Ein Kostenzuspruch findet nicht statt.
Begründung
Mit dem im Instanzenzug ergangenen Bescheid der Steiermärkischen Landesregierung vom wurde der mitbeteiligten Partei die naturschutzrechtliche Bewilligung für die Errichtung einer näher beschriebenen Kleinwasserkraftanlage am Strickerbach unter Vorschreibung von Auflagen erteilt.
Begründend wurde nach Darstellung des Verfahrensganges und der angewendeten Rechtsvorschriften im Wesentlichen ausgeführt, den vorgelegten Projektunterlagen, insbesondere dem ökologischen Einreichprojekt, aber auch dem von der mitbeteiligten Partei vorgelegten Privatgutachten sei - im Gegensatz zu dem von der Erstbehörde eingeholten Amtsgutachten - nachvollziehbar zu entnehmen, dass einer Verwirklichung des im Landschaftsschutzgebietes Nr. 11 sowie im Naturpark "Sölktäler" geplanten Kraftwerkes kein Versagungstatbestand gemäß § 2 Abs. 1 Steiermärkisches Naturschutzgesetz 1976 entgegenstehe. Die Berufungsbehörde sei daher - den Darlegungen im ökologischen Einreichprojekt sowie im vorgelegten Privatgutachten folgend - zur Auffassung gelangt, dass weder durch die baulichen Anlagen der Wasserfassung und der Zufahrtsstraße, noch durch die Errichtung der Druckrohrleitung, noch durch die vorgesehene Wasserentnahme eine Verunstaltung des Landschaftsbildes oder eine wesentliche Beeinträchtigung des ökologischen Gleichgewichts im betroffenen Gewässerbereich bewirkt werde.
Obwohl nachhaltige Auswirkungen im Sinne des § 2 Abs. 1 des Steiermärkischen Naturschutzgesetzes 1976 somit nicht zu erwarten seien, wäre eine Bewilligung selbst bei Vorliegen solcher Auswirkungen zu erteilen, weil am Projekt der mitbeteiligten Partei besondere volks- und regionalwirtschaftliche Interessen bestünden, die jene des Landschaftsschutzes überwögen, zumal eine Veränderung, die mit dem Schutzzweck des Landschaftsschutzgebietes in deutlichem Widerspruch stehe, nicht zu erwarten sei.
Gegen diesen Bescheid richtet sich die von der Umweltanwältin des Landes Steiermark gemäß § 6 Abs. 2 des Gesetzes über Einrichtungen zum Schutz der Umwelt, LGBl. Nr. 78/1988, erhobene Beschwerde.

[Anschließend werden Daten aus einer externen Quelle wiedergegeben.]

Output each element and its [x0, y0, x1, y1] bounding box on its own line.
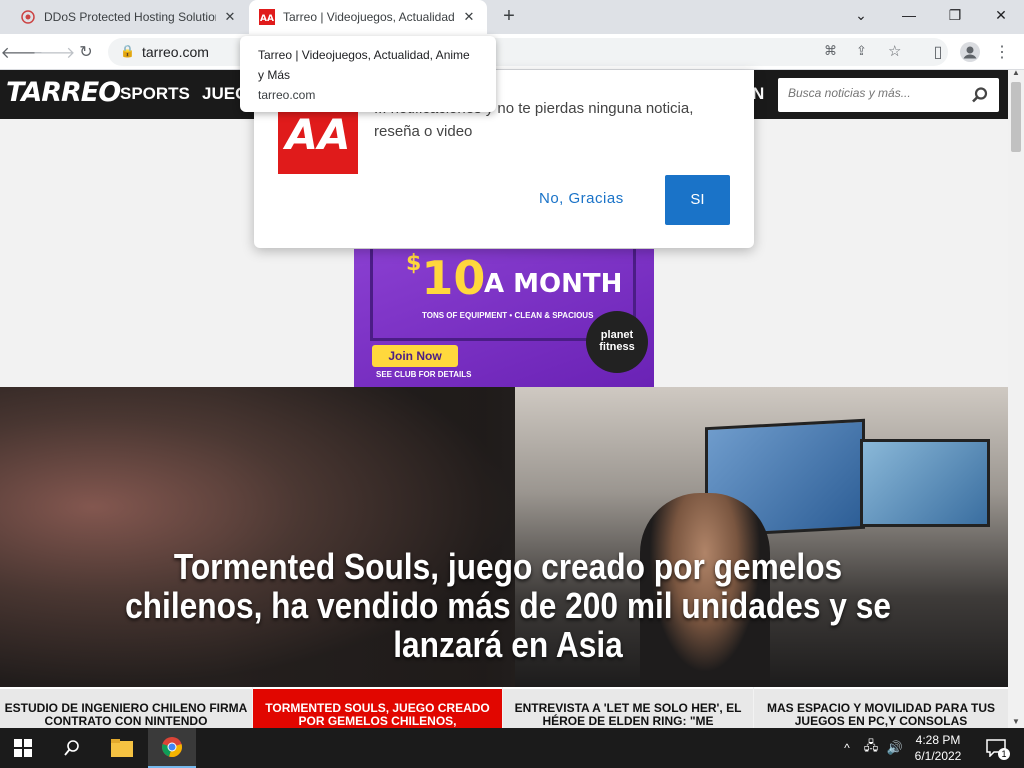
scrollbar-thumb[interactable] [1011, 82, 1021, 152]
file-explorer-icon[interactable] [100, 728, 144, 768]
site-search[interactable] [778, 78, 999, 112]
decline-button[interactable]: No, Gracias [539, 190, 624, 207]
address-bar[interactable]: 🔒 tarreo.com ⌘ ⇪ ☆ [108, 38, 948, 66]
svg-text:AA: AA [282, 110, 350, 159]
menu-kebab-icon[interactable]: ⋮ [990, 40, 1014, 64]
search-icon[interactable] [50, 728, 94, 768]
article-card[interactable]: MAS ESPACIO Y MOVILIDAD PARA TUS JUEGOS … [754, 687, 1008, 728]
search-input[interactable] [788, 86, 968, 100]
close-window-button[interactable]: ✕ [978, 0, 1024, 30]
ad-per-month: A MONTH [484, 269, 623, 299]
scroll-down-icon[interactable]: ▼ [1012, 717, 1020, 726]
article-card[interactable]: ENTREVISTA A 'LET ME SOLO HER', EL HÉROE… [503, 687, 753, 728]
article-card[interactable]: ESTUDIO DE INGENIERO CHILENO FIRMA CONTR… [0, 687, 252, 728]
new-tab-button[interactable]: + [498, 6, 520, 28]
site-logo[interactable]: TARREO [6, 77, 121, 108]
clock-time: 4:28 PM [915, 733, 961, 747]
hover-card-url: tarreo.com [258, 88, 316, 102]
ad-fine-print: SEE CLUB FOR DETAILS [376, 370, 472, 379]
accept-button[interactable]: SI [665, 175, 730, 225]
ad-price: $10 [406, 251, 486, 305]
notification-count-badge: 1 [998, 748, 1010, 760]
hero-monitor-image [860, 439, 990, 527]
tab-ddos-hosting[interactable]: DDoS Protected Hosting Solution ✕ [10, 0, 248, 34]
planet-fitness-logo: planet fitness [586, 311, 648, 373]
article-card-active[interactable]: TORMENTED SOULS, JUEGO CREADO POR GEMELO… [253, 687, 502, 728]
scroll-up-icon[interactable]: ▲ [1012, 68, 1020, 77]
url-text: tarreo.com [142, 44, 209, 60]
hero-article[interactable]: Tormented Souls, juego creado por gemelo… [0, 387, 1008, 687]
ddos-favicon-icon [20, 9, 36, 25]
tab-title: Tarreo | Videojuegos, Actualidad [283, 10, 455, 24]
svg-text:AA: AA [260, 14, 274, 24]
back-icon[interactable]: 🡐 [1, 40, 44, 64]
windows-taskbar: ^ 🖧 🔊 4:28 PM 6/1/2022 1 [0, 728, 1024, 768]
volume-icon[interactable]: 🔊 [884, 728, 906, 768]
reload-icon[interactable]: ↻ [74, 40, 98, 64]
forward-icon[interactable]: 🡒 [33, 40, 76, 64]
side-panel-icon[interactable]: ▯ [926, 40, 950, 64]
tab-tarreo[interactable]: AA Tarreo | Videojuegos, Actualidad ✕ [249, 0, 487, 34]
tab-strip: DDoS Protected Hosting Solution ✕ AA Tar… [0, 0, 1024, 34]
chevron-up-icon[interactable]: ^ [838, 728, 856, 768]
page-scrollbar[interactable]: ▲ ▼ [1008, 68, 1024, 728]
nav-sports[interactable]: SPORTS [120, 84, 190, 104]
bookmark-star-icon[interactable]: ☆ [888, 42, 901, 60]
hover-card-title: Tarreo | Videojuegos, Actualidad, Anime … [258, 48, 470, 82]
maximize-button[interactable]: ❐ [932, 0, 978, 30]
browser-toolbar: 🡐 🡒 ↻ 🔒 tarreo.com ⌘ ⇪ ☆ ▯ ⋮ [0, 34, 1024, 70]
article-strip: ESTUDIO DE INGENIERO CHILENO FIRMA CONTR… [0, 687, 1008, 728]
system-clock[interactable]: 4:28 PM 6/1/2022 [908, 732, 968, 764]
clock-date: 6/1/2022 [914, 749, 962, 763]
search-icon[interactable] [971, 86, 989, 104]
share-icon[interactable]: ⇪ [856, 43, 867, 59]
close-tab-icon[interactable]: ✕ [461, 9, 477, 25]
chrome-taskbar-icon[interactable] [148, 728, 196, 768]
network-icon[interactable]: 🖧 [860, 728, 882, 768]
tab-title: DDoS Protected Hosting Solution [44, 10, 216, 24]
profile-avatar-icon[interactable] [958, 40, 982, 64]
advertisement-banner[interactable]: $10 A MONTH TONS OF EQUIPMENT • CLEAN & … [354, 249, 654, 387]
hero-title[interactable]: Tormented Souls, juego creado por gemelo… [114, 547, 902, 664]
windows-start-icon[interactable] [0, 728, 46, 768]
ad-join-button[interactable]: Join Now [372, 345, 458, 367]
ad-tagline: TONS OF EQUIPMENT • CLEAN & SPACIOUS [422, 311, 594, 320]
lock-icon[interactable]: 🔒 [120, 44, 135, 58]
close-tab-icon[interactable]: ✕ [222, 9, 238, 25]
notification-center-icon[interactable]: 1 [976, 728, 1016, 768]
minimize-button[interactable]: — [886, 0, 932, 30]
tarreo-favicon-icon: AA [259, 9, 275, 25]
translate-icon[interactable]: ⌘ [824, 43, 837, 59]
tab-search-chevron-icon[interactable]: ⌄ [838, 0, 884, 30]
tab-hover-card: Tarreo | Videojuegos, Actualidad, Anime … [240, 36, 496, 112]
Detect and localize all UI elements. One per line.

Die belangte Behörde legte die Akten des Verwaltungsverfahrens vor und erstattete eine Gegenschrift, in der sie die Abweisung der Beschwerde beantragte.
Auch die mitbeteiligte Partei erstattete eine Gegenschrift und beantragte, die Beschwerde kostenpflichtig abzuweisen.

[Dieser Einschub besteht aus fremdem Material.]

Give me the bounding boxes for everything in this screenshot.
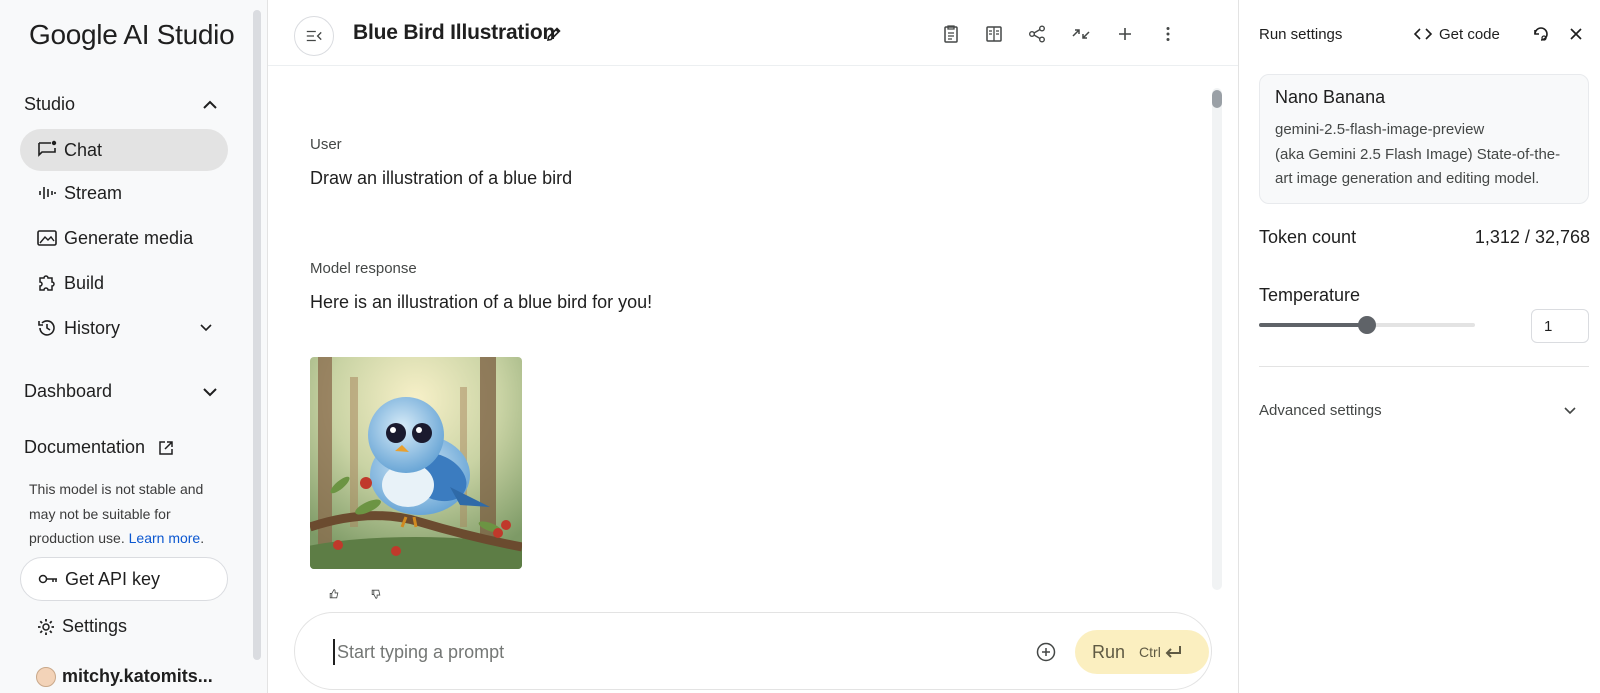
- collapse-menu-icon: [306, 30, 322, 42]
- sidebar-item-label: Build: [64, 272, 105, 293]
- model-id: gemini-2.5-flash-image-preview: [1275, 121, 1485, 138]
- documentation-link[interactable]: Documentation: [24, 437, 175, 458]
- get-code-label: Get code: [1439, 25, 1500, 43]
- model-name: Nano Banana: [1275, 87, 1386, 107]
- edit-title-icon[interactable]: [544, 24, 564, 44]
- prompt-input[interactable]: [333, 639, 973, 665]
- get-code-button[interactable]: Get code: [1413, 25, 1500, 43]
- clipboard-icon[interactable]: [941, 24, 961, 44]
- page-title: Blue Bird Illustration: [353, 21, 556, 44]
- studio-section-header[interactable]: Studio: [24, 94, 220, 115]
- chevron-up-icon: [203, 100, 217, 109]
- gear-icon: [38, 618, 54, 635]
- run-label: Run: [1092, 641, 1126, 662]
- blue-bird-illustration: [310, 357, 522, 569]
- temperature-slider[interactable]: [1259, 315, 1475, 335]
- model-response-label: Model response: [310, 260, 417, 277]
- more-vert-icon[interactable]: [1158, 24, 1178, 44]
- toggle-sidebar-button[interactable]: [294, 16, 334, 56]
- run-settings-title: Run settings: [1259, 26, 1343, 43]
- reset-settings-icon[interactable]: [1531, 24, 1551, 44]
- advanced-settings-label[interactable]: Advanced settings: [1259, 402, 1382, 419]
- token-count-label: Token count: [1259, 227, 1357, 247]
- chat-scrollbar-thumb[interactable]: [1212, 90, 1222, 108]
- sidebar-item-history[interactable]: History: [20, 307, 228, 349]
- learn-more-link[interactable]: Learn more: [129, 530, 201, 546]
- close-icon[interactable]: [1566, 24, 1586, 44]
- top-toolbar: Blue Bird Illustration: [268, 0, 1238, 66]
- sidebar-item-stream[interactable]: Stream: [20, 172, 228, 214]
- plus-icon[interactable]: [1115, 24, 1135, 44]
- sidebar-item-settings[interactable]: Settings: [36, 616, 127, 637]
- documentation-label: Documentation: [24, 437, 146, 457]
- api-key-label: Get API key: [65, 568, 161, 589]
- history-icon: [38, 320, 55, 336]
- dashboard-section-header[interactable]: Dashboard: [24, 381, 220, 402]
- user-message-label: User: [310, 136, 342, 153]
- sidebar-item-chat[interactable]: Chat: [20, 129, 228, 171]
- temperature-input[interactable]: [1531, 309, 1589, 343]
- model-response-text: Here is an illustration of a blue bird f…: [310, 292, 653, 312]
- chevron-down-icon: [203, 387, 217, 396]
- chat-scrollbar[interactable]: [1212, 88, 1222, 590]
- thumbs-up-icon[interactable]: [323, 588, 345, 600]
- model-description: (aka Gemini 2.5 Flash Image) State-of-th…: [1275, 145, 1561, 188]
- chat-icon: [38, 140, 57, 157]
- model-selector-card[interactable]: Nano Banana gemini-2.5-flash-image-previ…: [1259, 74, 1589, 204]
- settings-label: Settings: [62, 616, 128, 636]
- user-account[interactable]: mitchy.katomits...: [36, 666, 213, 687]
- app-logo[interactable]: Google AI Studio: [29, 19, 235, 51]
- sidebar-item-label: Generate media: [64, 227, 194, 248]
- slider-fill: [1259, 323, 1367, 327]
- run-button[interactable]: Run Ctrl: [1075, 630, 1209, 674]
- sidebar-item-generate-media[interactable]: Generate media: [20, 217, 228, 259]
- main-chat-area: Blue Bird Illustration User Draw an illu…: [268, 0, 1238, 693]
- slider-handle[interactable]: [1358, 316, 1376, 334]
- run-settings-panel: Run settings Get code Nano Banana gemini…: [1238, 0, 1600, 693]
- divider: [1259, 366, 1589, 367]
- avatar: [36, 666, 56, 687]
- share-icon[interactable]: [1027, 24, 1047, 44]
- image-icon: [37, 230, 57, 246]
- sidebar-scrollbar[interactable]: [253, 10, 261, 660]
- compare-icon[interactable]: [984, 24, 1004, 44]
- generated-bird-image[interactable]: [310, 357, 522, 569]
- chevron-down-icon[interactable]: [1561, 401, 1579, 419]
- studio-label: Studio: [24, 94, 76, 114]
- enter-key-icon: [1165, 646, 1181, 658]
- key-icon: [38, 574, 57, 584]
- sidebar-item-label: History: [64, 317, 121, 338]
- external-link-icon: [159, 440, 173, 455]
- add-media-icon[interactable]: [1035, 641, 1057, 663]
- token-count-value: 1,312 / 32,768: [1474, 227, 1590, 247]
- model-stability-note: This model is not stable and may not be …: [29, 477, 229, 551]
- code-icon: [1413, 28, 1433, 40]
- thumbs-down-icon[interactable]: [365, 588, 387, 600]
- run-shortcut: Ctrl: [1139, 644, 1161, 660]
- dashboard-label: Dashboard: [24, 381, 113, 401]
- user-message-text: Draw an illustration of a blue bird: [310, 168, 573, 188]
- get-api-key-button[interactable]: Get API key: [20, 557, 228, 601]
- puzzle-icon: [39, 275, 55, 291]
- sidebar-item-build[interactable]: Build: [20, 262, 228, 304]
- compress-icon[interactable]: [1071, 24, 1091, 44]
- user-name: mitchy.katomits...: [62, 666, 213, 686]
- sidebar-item-label: Chat: [64, 139, 103, 160]
- sidebar-item-label: Stream: [64, 182, 123, 203]
- waveform-icon: [39, 187, 56, 199]
- prompt-box: Run Ctrl: [294, 612, 1212, 690]
- note-end: .: [200, 530, 205, 546]
- temperature-label: Temperature: [1259, 285, 1361, 305]
- chevron-down-icon: [200, 324, 212, 332]
- left-sidebar: Google AI Studio Studio Chat Stream Gene…: [0, 0, 268, 693]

Der Verwaltungsgerichtshof hat in einem gemäß § 12 Abs. 1 Z. 2 VwGG gebildeten Senat erwogen:
Soweit dem angefochtenen Bescheid die Auffassung zugrunde liegt, die Bewilligungsvoraussetzungen seien erfüllt, weil das Vorhaben der mitbeteiligten Partei keinen Eingriff in das ökologische Gleichgewicht der Natur, in den Landschaftscharakter oder in die Wohlfahrtsfunktion darstelle, durch den die Natur geschädigt, das Landschaftsbild verunstaltet oder der Naturgenuss gestört wird, gleicht der vorliegende Beschwerdefall jenem, der mit hg. Erkenntnis vom , Zl. 2009/10/0141, entschieden wurde. Aus den dort genannten Gründen, auf die gemäß § 43 Abs. 2 VwGG verwiesen wird, erweist sich auch der vorliegende Bescheid als rechtswidrig infolge Verletzung von Verfahrensvorschriften.

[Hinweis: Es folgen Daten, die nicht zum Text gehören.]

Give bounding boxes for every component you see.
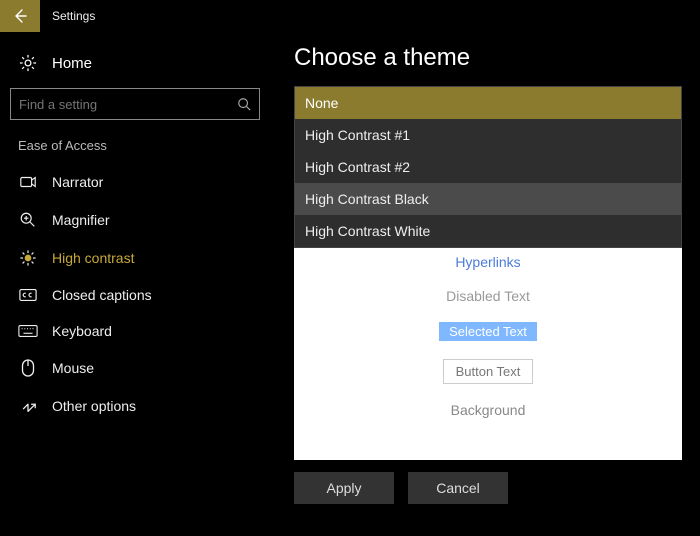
narrator-icon [19, 173, 37, 191]
footer-buttons: Apply Cancel [294, 472, 682, 504]
mouse-icon [21, 359, 35, 377]
theme-option-none[interactable]: None [295, 87, 681, 119]
theme-dropdown[interactable]: None High Contrast #1 High Contrast #2 H… [294, 86, 682, 248]
nav-list: Narrator Magnifier High contrast Closed … [10, 163, 260, 425]
nav-item-magnifier[interactable]: Magnifier [10, 201, 260, 239]
theme-option-hc1[interactable]: High Contrast #1 [295, 119, 681, 151]
theme-option-hc2[interactable]: High Contrast #2 [295, 151, 681, 183]
nav-item-high-contrast[interactable]: High contrast [10, 239, 260, 277]
closed-captions-icon [19, 288, 37, 302]
nav-label: Closed captions [52, 287, 152, 303]
preview-background: Background [294, 402, 682, 418]
gear-icon [19, 54, 37, 72]
nav-item-narrator[interactable]: Narrator [10, 163, 260, 201]
apply-button[interactable]: Apply [294, 472, 394, 504]
preview-hyperlinks: Hyperlinks [294, 254, 682, 270]
nav-item-other-options[interactable]: Other options [10, 387, 260, 425]
page-title: Choose a theme [294, 44, 682, 72]
search-input[interactable] [19, 97, 237, 112]
nav-item-closed-captions[interactable]: Closed captions [10, 277, 260, 313]
search-box[interactable] [10, 88, 260, 120]
theme-option-hc-black[interactable]: High Contrast Black [295, 183, 681, 215]
arrow-left-icon [12, 8, 28, 24]
nav-label: Mouse [52, 360, 94, 376]
home-button[interactable]: Home [10, 48, 260, 84]
window-title: Settings [52, 9, 95, 23]
title-bar: Settings [0, 0, 700, 32]
keyboard-icon [18, 324, 38, 338]
nav-label: Keyboard [52, 323, 112, 339]
cancel-button[interactable]: Cancel [408, 472, 508, 504]
home-label: Home [52, 55, 92, 72]
high-contrast-icon [19, 249, 37, 267]
back-button[interactable] [0, 0, 40, 32]
sidebar: Home Ease of Access Narrator Magnifier H… [0, 32, 270, 536]
theme-preview: Hyperlinks Disabled Text Selected Text B… [294, 248, 682, 460]
nav-label: High contrast [52, 250, 134, 266]
preview-disabled-text: Disabled Text [294, 288, 682, 304]
other-options-icon [19, 397, 37, 415]
nav-label: Magnifier [52, 212, 110, 228]
search-icon [237, 97, 251, 111]
preview-button-text: Button Text [443, 359, 534, 384]
nav-item-mouse[interactable]: Mouse [10, 349, 260, 387]
main-panel: Choose a theme None High Contrast #1 Hig… [270, 32, 700, 536]
preview-selected-text: Selected Text [439, 322, 537, 341]
section-header: Ease of Access [10, 136, 260, 163]
theme-option-hc-white[interactable]: High Contrast White [295, 215, 681, 247]
nav-item-keyboard[interactable]: Keyboard [10, 313, 260, 349]
nav-label: Narrator [52, 174, 103, 190]
magnifier-icon [19, 211, 37, 229]
nav-label: Other options [52, 398, 136, 414]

Dieser Verfahrensmangel ist auch wesentlich, weil nicht ausgeschlossen werden kann, dass die belangte Behörde bei seiner Vermeidung zu einem im Ergebnis anders lautenden Bescheid gelangt wäre. Daran ändert der Umstand, dass die belangte Behörde angenommen hat, selbst bei nachhaltigen Auswirkungen iSd. § 2 Abs. 1 Stmk NSchG sei das Kraftwerksprojekt zu bewilligen, weil daran besondere volkswirtschaftliche und regionalwirtschaftliche Interessen bestünden, nichts. Die nach § 6 Abs. 7 Steiermärkisches Naturschutzgesetz 1976 vorzunehmende Interessenabwägung setzt nämlich voraus, dass auf Grund eines mängelfreien Verfahrens das Gewicht der zu erwartenden Beeinträchtigung so weit feststeht, dass eine Abwägung mit volks- bzw. regionalwirtschaftlichen Interessen möglich ist (vgl. dazu z.B. das hg. Erkenntnis vom , Zl. 2008/10/0003, uva.). Gerade das ist hier aber nicht der Fall.
Der angefochtene Bescheid war daher gemäß § 42 Abs. 2 Z. 3 VwGG aufzuheben.
Die Kostenentscheidung gründet sich auf die §§ 47 ff VwGG.